Deciphering the Definition of Adversarial Robustness for post-hoc OOD Detectors
Peter Lorenz, Mario Fernandez, Jens Müller, Ullrich Köthe
TL;DR
This work targets adversarial robustness of post-hoc OOD detectors, arguing that current benchmarks neglect adversarial examples (AdEx) and thus overestimate real-world reliability. It extends the OpenOOD framework with evasive attacks and a Grad-CAM–based metric to quantify semantic shifts, evaluating 16 detectors across CIFAR and ImageNet scales. The paper revises definitions to incorporate attention maps and proposes a multi-level roadmap toward adversarial defense, emphasizing Level 1 (AdEx on a unified dataset) as a baseline and Level 5 adaptive-threat defenses. Empirically, it finds that state-of-the-art post-hoc detectors provide limited AdEx robustness, underscoring the need for standardized baselines and more robust, defense-oriented designs in open-world detection.
Abstract
Detecting out-of-distribution (OOD) inputs is critical for safely deploying deep learning models in real-world scenarios. In recent years, many OOD detectors have been developed, and even the benchmarking has been standardized, i.e. OpenOOD. The number of post-hoc detectors is growing fast. They are showing an option to protect a pre-trained classifier against natural distribution shifts and claim to be ready for real-world scenarios. However, its effectiveness in dealing with adversarial examples (AdEx) has been neglected in most studies.

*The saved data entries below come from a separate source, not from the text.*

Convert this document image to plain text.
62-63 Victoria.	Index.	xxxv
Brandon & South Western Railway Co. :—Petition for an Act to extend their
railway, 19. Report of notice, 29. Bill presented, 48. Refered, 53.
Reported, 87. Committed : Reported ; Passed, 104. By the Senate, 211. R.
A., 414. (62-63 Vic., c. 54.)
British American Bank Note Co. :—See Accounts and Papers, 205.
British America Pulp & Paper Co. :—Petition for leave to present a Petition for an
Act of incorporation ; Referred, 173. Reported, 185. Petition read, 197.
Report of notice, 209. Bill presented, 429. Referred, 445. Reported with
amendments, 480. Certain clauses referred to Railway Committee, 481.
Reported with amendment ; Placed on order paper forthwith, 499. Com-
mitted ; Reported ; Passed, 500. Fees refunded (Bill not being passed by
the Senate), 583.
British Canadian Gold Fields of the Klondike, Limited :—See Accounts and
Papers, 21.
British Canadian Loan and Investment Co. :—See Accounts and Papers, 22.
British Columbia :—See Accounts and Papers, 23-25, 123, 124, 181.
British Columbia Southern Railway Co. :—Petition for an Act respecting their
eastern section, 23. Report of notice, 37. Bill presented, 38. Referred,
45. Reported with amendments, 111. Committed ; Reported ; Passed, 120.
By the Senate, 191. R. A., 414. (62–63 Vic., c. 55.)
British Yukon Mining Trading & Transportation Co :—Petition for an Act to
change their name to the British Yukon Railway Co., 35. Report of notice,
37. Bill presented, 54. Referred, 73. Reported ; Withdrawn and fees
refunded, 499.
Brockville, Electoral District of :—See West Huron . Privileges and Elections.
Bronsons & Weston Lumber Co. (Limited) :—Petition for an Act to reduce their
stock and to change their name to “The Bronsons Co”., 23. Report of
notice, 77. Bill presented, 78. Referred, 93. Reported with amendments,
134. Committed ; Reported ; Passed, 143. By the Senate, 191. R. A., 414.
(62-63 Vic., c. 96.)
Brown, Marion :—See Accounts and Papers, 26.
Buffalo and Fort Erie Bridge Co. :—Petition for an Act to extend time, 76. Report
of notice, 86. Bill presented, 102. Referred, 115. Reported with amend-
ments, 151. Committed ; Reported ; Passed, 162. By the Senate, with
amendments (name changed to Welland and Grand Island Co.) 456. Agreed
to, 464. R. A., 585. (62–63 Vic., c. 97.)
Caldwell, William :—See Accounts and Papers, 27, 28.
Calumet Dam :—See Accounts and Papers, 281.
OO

In cases where an OOD detector includes AdEx in its experiments, the lack of uniform parameters for AdEx makes it difficult to accurately evaluate the performance of the OOD detector. This paper investigates the adversarial robustness of 16 post-hoc detectors against various evasion attacks. It also discusses a roadmap for adversarial defense in OOD detectors that would help adversarial robustness. We believe that level 1 (AdEx on a unified dataset) should be added to any OOD detector to see the limitations. The last level in the roadmap (defense against adaptive attacks) we added for integrity from an adversarial machine learning (AML) point of view, which we do not believe is the ultimate goal for OOD detectors.